2. Similarly, just pick $\delta=\frac {\varepsilon}{n^{1/p}}$ for any $\varepsilon>0$.

It follows that the metrics $d_p$ and $d_\infty$ are equivalent (and even uniformly equivalent, as the identity map is uniformly continuous in both directions).

$$\tag*{$\blacksquare$}$$

Answer 2

It is the case that the $\ell^p$-metrics on the product space are all topologically equivalent (for $1 \leq p \leq \infty$, without necessarily even having $p \in \mathbb{N}$).

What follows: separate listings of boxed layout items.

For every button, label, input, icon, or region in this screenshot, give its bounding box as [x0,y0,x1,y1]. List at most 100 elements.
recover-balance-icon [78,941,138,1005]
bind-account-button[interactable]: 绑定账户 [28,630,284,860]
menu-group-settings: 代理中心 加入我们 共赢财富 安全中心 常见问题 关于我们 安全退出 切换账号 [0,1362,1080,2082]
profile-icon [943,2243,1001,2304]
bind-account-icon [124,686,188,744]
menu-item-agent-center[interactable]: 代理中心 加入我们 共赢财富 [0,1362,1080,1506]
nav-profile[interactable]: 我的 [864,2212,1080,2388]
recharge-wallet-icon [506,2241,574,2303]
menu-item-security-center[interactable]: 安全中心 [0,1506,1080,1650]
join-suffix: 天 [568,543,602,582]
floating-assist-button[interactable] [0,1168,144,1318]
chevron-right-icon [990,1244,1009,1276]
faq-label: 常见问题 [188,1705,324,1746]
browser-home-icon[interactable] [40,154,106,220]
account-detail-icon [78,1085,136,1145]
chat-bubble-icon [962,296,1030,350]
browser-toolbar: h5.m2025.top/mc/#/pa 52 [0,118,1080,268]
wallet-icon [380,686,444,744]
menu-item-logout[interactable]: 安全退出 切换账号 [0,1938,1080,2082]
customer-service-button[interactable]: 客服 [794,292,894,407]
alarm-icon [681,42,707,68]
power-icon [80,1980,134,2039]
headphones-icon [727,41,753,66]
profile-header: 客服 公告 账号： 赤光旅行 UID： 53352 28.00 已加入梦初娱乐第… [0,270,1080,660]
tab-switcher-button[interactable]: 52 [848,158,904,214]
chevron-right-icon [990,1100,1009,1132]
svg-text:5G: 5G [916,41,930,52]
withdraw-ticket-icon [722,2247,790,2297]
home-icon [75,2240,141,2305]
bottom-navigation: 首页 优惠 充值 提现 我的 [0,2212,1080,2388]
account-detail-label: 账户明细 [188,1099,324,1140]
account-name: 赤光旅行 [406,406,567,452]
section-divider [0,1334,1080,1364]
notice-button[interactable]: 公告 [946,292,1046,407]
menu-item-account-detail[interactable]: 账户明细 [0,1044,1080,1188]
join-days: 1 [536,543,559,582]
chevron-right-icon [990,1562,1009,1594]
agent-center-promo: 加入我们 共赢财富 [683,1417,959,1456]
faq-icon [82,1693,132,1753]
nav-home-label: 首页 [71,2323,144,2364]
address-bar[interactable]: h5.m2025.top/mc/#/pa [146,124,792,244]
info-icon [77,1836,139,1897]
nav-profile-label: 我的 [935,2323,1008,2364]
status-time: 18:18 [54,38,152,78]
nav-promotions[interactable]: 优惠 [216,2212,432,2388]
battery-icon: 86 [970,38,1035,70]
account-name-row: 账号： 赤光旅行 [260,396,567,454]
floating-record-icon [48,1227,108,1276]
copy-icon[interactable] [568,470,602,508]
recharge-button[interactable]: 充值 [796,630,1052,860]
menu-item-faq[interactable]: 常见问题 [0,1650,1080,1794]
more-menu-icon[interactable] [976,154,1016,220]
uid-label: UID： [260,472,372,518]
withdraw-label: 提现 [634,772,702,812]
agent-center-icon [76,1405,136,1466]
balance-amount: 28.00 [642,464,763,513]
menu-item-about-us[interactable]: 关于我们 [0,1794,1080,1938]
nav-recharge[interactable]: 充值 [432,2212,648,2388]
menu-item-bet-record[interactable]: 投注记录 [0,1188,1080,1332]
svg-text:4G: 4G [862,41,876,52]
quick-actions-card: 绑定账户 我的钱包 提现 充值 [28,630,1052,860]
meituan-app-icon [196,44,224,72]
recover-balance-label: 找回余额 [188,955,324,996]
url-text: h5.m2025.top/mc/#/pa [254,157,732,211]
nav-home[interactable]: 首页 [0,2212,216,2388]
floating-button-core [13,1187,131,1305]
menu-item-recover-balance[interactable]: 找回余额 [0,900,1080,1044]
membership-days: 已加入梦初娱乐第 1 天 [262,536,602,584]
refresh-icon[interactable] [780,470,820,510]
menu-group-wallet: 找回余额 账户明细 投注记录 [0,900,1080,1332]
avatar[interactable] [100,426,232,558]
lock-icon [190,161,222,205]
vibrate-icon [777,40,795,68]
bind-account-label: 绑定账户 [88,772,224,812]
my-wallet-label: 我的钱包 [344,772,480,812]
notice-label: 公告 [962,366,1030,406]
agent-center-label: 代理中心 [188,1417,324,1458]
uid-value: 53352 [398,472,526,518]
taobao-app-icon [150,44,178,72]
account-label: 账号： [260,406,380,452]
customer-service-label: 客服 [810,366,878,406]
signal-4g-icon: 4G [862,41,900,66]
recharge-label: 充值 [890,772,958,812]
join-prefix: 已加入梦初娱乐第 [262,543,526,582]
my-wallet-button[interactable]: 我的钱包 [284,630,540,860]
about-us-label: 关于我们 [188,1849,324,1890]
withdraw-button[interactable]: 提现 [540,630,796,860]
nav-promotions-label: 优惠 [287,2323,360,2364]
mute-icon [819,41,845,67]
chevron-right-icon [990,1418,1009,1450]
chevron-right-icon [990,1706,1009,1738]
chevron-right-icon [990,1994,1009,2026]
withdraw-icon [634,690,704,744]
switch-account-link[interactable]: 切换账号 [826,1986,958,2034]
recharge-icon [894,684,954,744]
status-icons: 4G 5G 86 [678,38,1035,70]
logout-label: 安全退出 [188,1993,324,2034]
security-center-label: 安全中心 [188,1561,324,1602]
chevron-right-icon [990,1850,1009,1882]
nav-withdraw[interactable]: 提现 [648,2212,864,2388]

To see this note that the $\ell^p$ norms on $\mathbb{R}^n$ are equivalent norms since all norms on finite dimensional spaces are equivalent. So for any $1 \leq p,q \leq \infty$ there are constants $c,C$ such that for all $z$ in $\mathbb{R}^n$, $c \| z \|_p \leq \| z \|_q \leq C \| z \|_p$. Applying this to the vectors $z = (d_i(x_i,y_i))_{i=1}^n \in \mathbb{R}^n$ gives the equivalence of metrics you want.

Answer 3

All of your metrics are obtained by the following procedure: we have a fixed map $d: M \times M \to \mathbb R^n$ given by $$ d((x_1, \dots, x_n), (y_1, \dots, y_n)) = (d_1(x_1, y_1), \dots, d_n(x_n, y_n)). $$ Now you follow that by the $\ell^p$ norm on $\mathbb R^n$ to get your $\ell^p$ metric on $M$. Check that all the metrics are equivalent on $M$ because all the $\ell^p$ norms are equivalent on $\mathbb R^n$. In fact, you could replace the $\ell^p$ norm by any norm whatever on $\mathbb R^n$ and get an equivalent metric on $M$.